2. The maximum allowable time from the start of acquiring the aforementioned multiple elements to the classification of the series data is predetermined. The information processing apparatus according to claim 1.

3. The system further includes a determination means for determining whether or not it is an emergency situation in which it may not be possible to classify the series data before the aforementioned maximum time has elapsed. The score calculation means adds a value corresponding to the emergency signal to the likelihood ratio when the emergency situation is present, and does not add a value corresponding to the emergency signal to the likelihood ratio when the emergency situation is not present. The information processing apparatus according to claim 2.

4. The system further comprises a generation means for generating a value corresponding to the emergency signal using a trained model. The information processing apparatus according to any one of claims 1 to 3.

5. The aforementioned trained model is trained using a loss function that includes a value corresponding to the time elapsed since the start of acquiring the multiple elements. The information processing apparatus according to claim 4.

6. By at least one computer, Retrieve multiple elements contained in the series data, By inputting the aforementioned multiple elements and calculating the relationships between each element, a likelihood ratio indicating the likelihood of the class to which the series data belongs is calculated.
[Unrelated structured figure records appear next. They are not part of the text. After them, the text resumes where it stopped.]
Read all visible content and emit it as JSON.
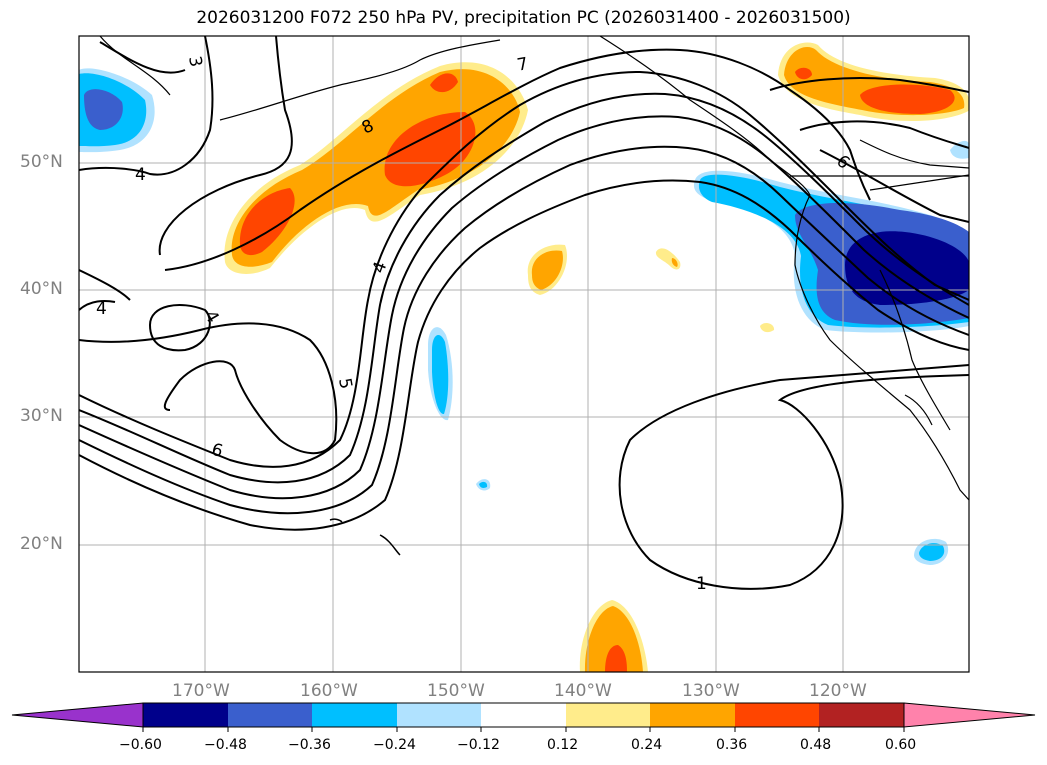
{
  "title": "2026031200 F072 250 hPa PV, precipitation PC (2026031400 - 2026031500)",
  "lat_labels": [
    "50°N",
    "40°N",
    "30°N",
    "20°N"
  ],
  "lon_labels": [
    "170°W",
    "160°W",
    "150°W",
    "140°W",
    "130°W",
    "120°W"
  ],
  "contour_labels": [
    "3",
    "4",
    "4",
    "4",
    "8",
    "7",
    "6",
    "4",
    "5",
    "6",
    "1"
  ],
  "colorbar": {
    "ticks": [
      "−0.60",
      "−0.48",
      "−0.36",
      "−0.24",
      "−0.12",
      "0.12",
      "0.24",
      "0.36",
      "0.48",
      "0.60"
    ],
    "colors": [
      "#9932cc",
      "#00008b",
      "#3a5fcd",
      "#00bfff",
      "#b0e2ff",
      "#ffffff",
      "#ffec8b",
      "#ffa500",
      "#ff4500",
      "#b22222",
      "#ff82ab"
    ]
  },
  "colors": {
    "neg_strong": "#00008b",
    "neg_med": "#3a5fcd",
    "neg_mid": "#00bfff",
    "neg_light": "#b0e2ff",
    "pos_light": "#ffec8b",
    "pos_mid": "#ffa500",
    "pos_strong": "#ff4500",
    "grid": "#b0b0b0"
  }
}
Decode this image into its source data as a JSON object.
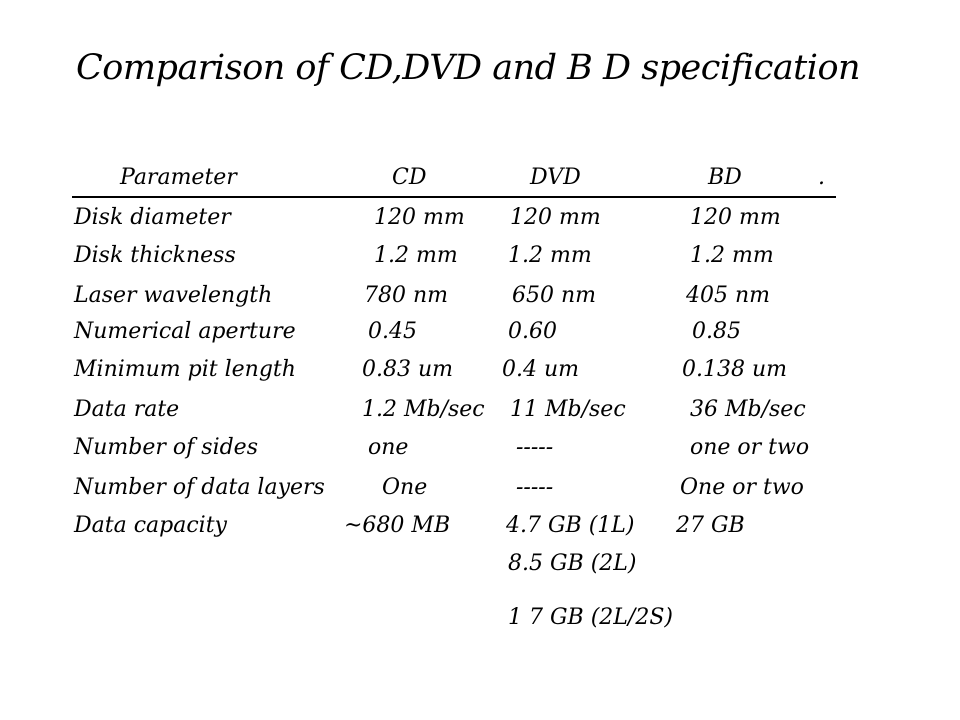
{
  "title": "Comparison of CD,DVD and B D specification",
  "header": {
    "parameter": "Parameter",
    "cd": "CD",
    "dvd": "DVD",
    "bd": "BD",
    "end_mark": "."
  },
  "rows": [
    {
      "parameter": "Disk diameter",
      "cd": "120 mm",
      "dvd": "120 mm",
      "bd": "120 mm"
    },
    {
      "parameter": "Disk thickness",
      "cd": "1.2 mm",
      "dvd": "1.2 mm",
      "bd": "1.2 mm"
    },
    {
      "parameter": "Laser wavelength",
      "cd": "780 nm",
      "dvd": "650 nm",
      "bd": "405 nm"
    },
    {
      "parameter": "Numerical aperture",
      "cd": "0.45",
      "dvd": "0.60",
      "bd": "0.85"
    },
    {
      "parameter": "Minimum pit length",
      "cd": "0.83 um",
      "dvd": "0.4 um",
      "bd": "0.138 um"
    },
    {
      "parameter": "Data rate",
      "cd": "1.2 Mb/sec",
      "dvd": "11 Mb/sec",
      "bd": "36 Mb/sec"
    },
    {
      "parameter": "Number of sides",
      "cd": "one",
      "dvd": "-----",
      "bd": "one or two"
    },
    {
      "parameter": "Number of data layers",
      "cd": "One",
      "dvd": "-----",
      "bd": "One or two"
    },
    {
      "parameter": "Data capacity",
      "cd": "~680 MB",
      "dvd": "4.7 GB (1L)",
      "bd": "27 GB"
    }
  ],
  "extra_capacity": [
    "8.5 GB (2L)",
    "1 7 GB (2L/2S)"
  ]
}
The score is calculated by adding a value corresponding to the urgency signal to the aforementioned likelihood ratio. Based on the aforementioned score, the sequence data is classified into at least one of several candidate classes. Information processing methods.
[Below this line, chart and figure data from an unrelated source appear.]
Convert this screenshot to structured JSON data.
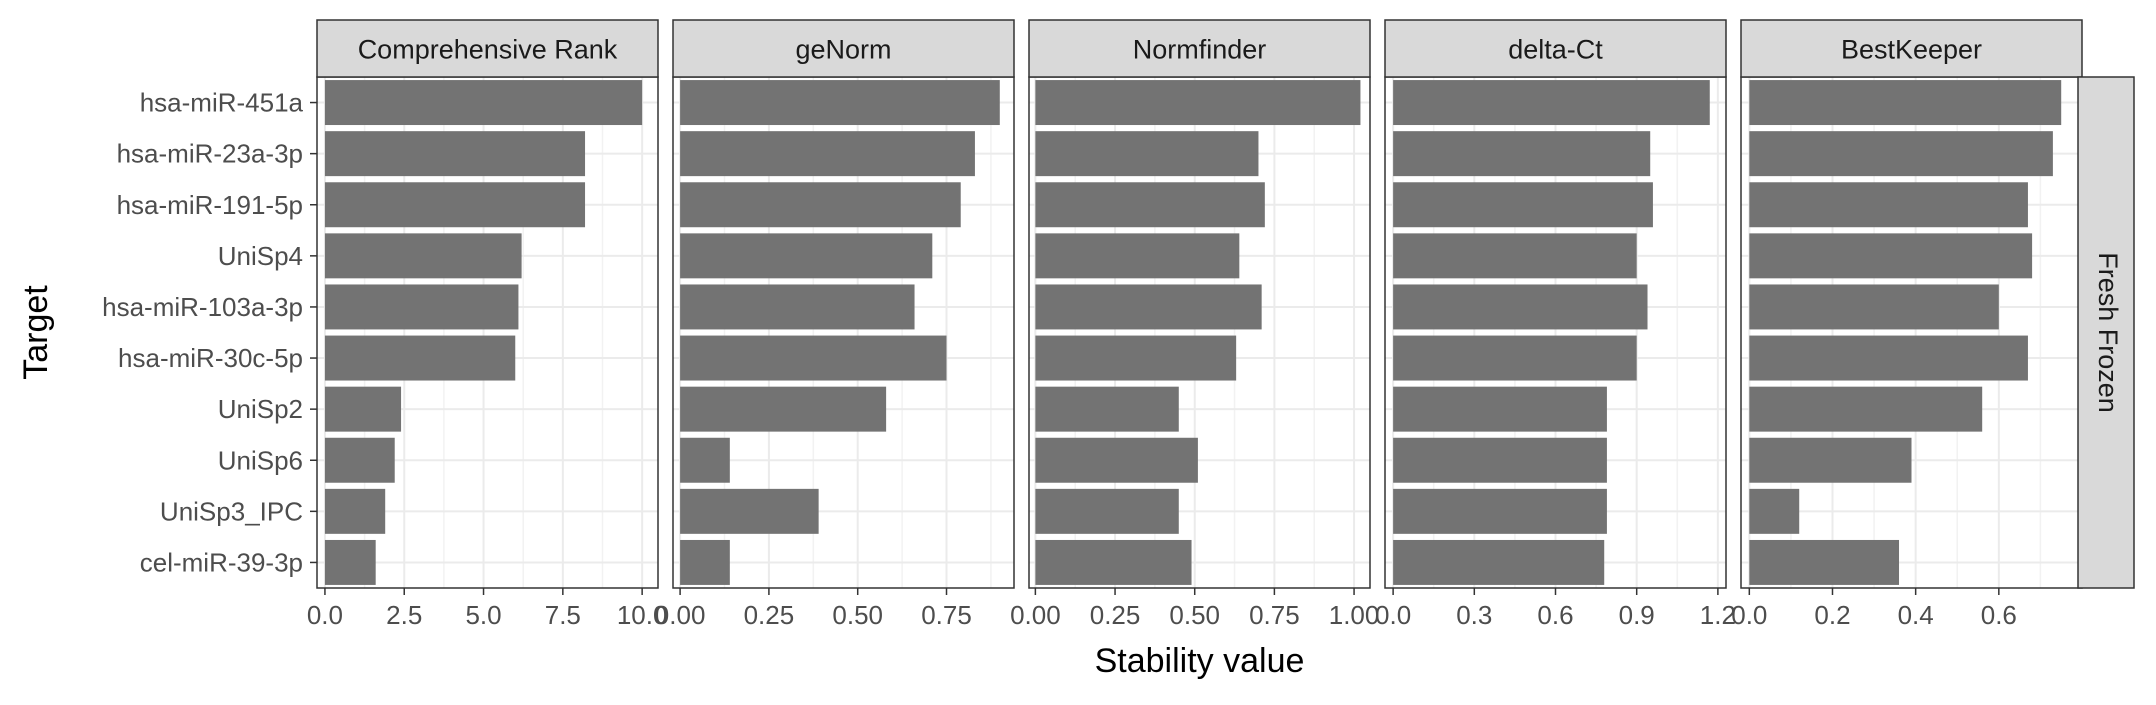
{
  "chart_data": {
    "type": "bar",
    "orientation": "horizontal",
    "xlabel": "Stability value",
    "ylabel": "Target",
    "row_strip": "Fresh Frozen",
    "categories": [
      "hsa-miR-451a",
      "hsa-miR-23a-3p",
      "hsa-miR-191-5p",
      "UniSp4",
      "hsa-miR-103a-3p",
      "hsa-miR-30c-5p",
      "UniSp2",
      "UniSp6",
      "UniSp3_IPC",
      "cel-miR-39-3p"
    ],
    "grid": true,
    "bar_color": "#737373",
    "panels": [
      {
        "title": "Comprehensive Rank",
        "xlim": [
          -0.25,
          10.5
        ],
        "ticks": [
          0,
          2.5,
          5,
          7.5,
          10
        ],
        "tick_labels": [
          "0.0",
          "2.5",
          "5.0",
          "7.5",
          "10.0"
        ],
        "values": [
          10.0,
          8.2,
          8.2,
          6.2,
          6.1,
          6.0,
          2.4,
          2.2,
          1.9,
          1.6
        ]
      },
      {
        "title": "geNorm",
        "xlim": [
          -0.02,
          0.94
        ],
        "ticks": [
          0,
          0.25,
          0.5,
          0.75
        ],
        "tick_labels": [
          "0.00",
          "0.25",
          "0.50",
          "0.75"
        ],
        "values": [
          0.9,
          0.83,
          0.79,
          0.71,
          0.66,
          0.75,
          0.58,
          0.14,
          0.39,
          0.14
        ]
      },
      {
        "title": "Normfinder",
        "xlim": [
          -0.02,
          1.05
        ],
        "ticks": [
          0,
          0.25,
          0.5,
          0.75,
          1.0
        ],
        "tick_labels": [
          "0.00",
          "0.25",
          "0.50",
          "0.75",
          "1.00"
        ],
        "values": [
          1.02,
          0.7,
          0.72,
          0.64,
          0.71,
          0.63,
          0.45,
          0.51,
          0.45,
          0.49
        ]
      },
      {
        "title": "delta-Ct",
        "xlim": [
          -0.03,
          1.23
        ],
        "ticks": [
          0,
          0.3,
          0.6,
          0.9,
          1.2
        ],
        "tick_labels": [
          "0.0",
          "0.3",
          "0.6",
          "0.9",
          "1.2"
        ],
        "values": [
          1.17,
          0.95,
          0.96,
          0.9,
          0.94,
          0.9,
          0.79,
          0.79,
          0.79,
          0.78
        ]
      },
      {
        "title": "BestKeeper",
        "xlim": [
          -0.02,
          0.8
        ],
        "ticks": [
          0,
          0.2,
          0.4,
          0.6
        ],
        "tick_labels": [
          "0.0",
          "0.2",
          "0.4",
          "0.6"
        ],
        "values": [
          0.75,
          0.73,
          0.67,
          0.68,
          0.6,
          0.67,
          0.56,
          0.39,
          0.12,
          0.36
        ]
      }
    ]
  }
}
7. On at least one computer, Retrieve multiple elements contained in the series data, By inputting the aforementioned multiple elements and calculating the relationships between each element, a likelihood ratio indicating the likelihood of the class to which the series data belongs is calculated. The score is calculated by adding a value corresponding to the urgency signal to the aforementioned likelihood ratio. Based on the aforementioned score, the sequence data is classified into at least one of several candidate classes. A computer program that executes information processing methods.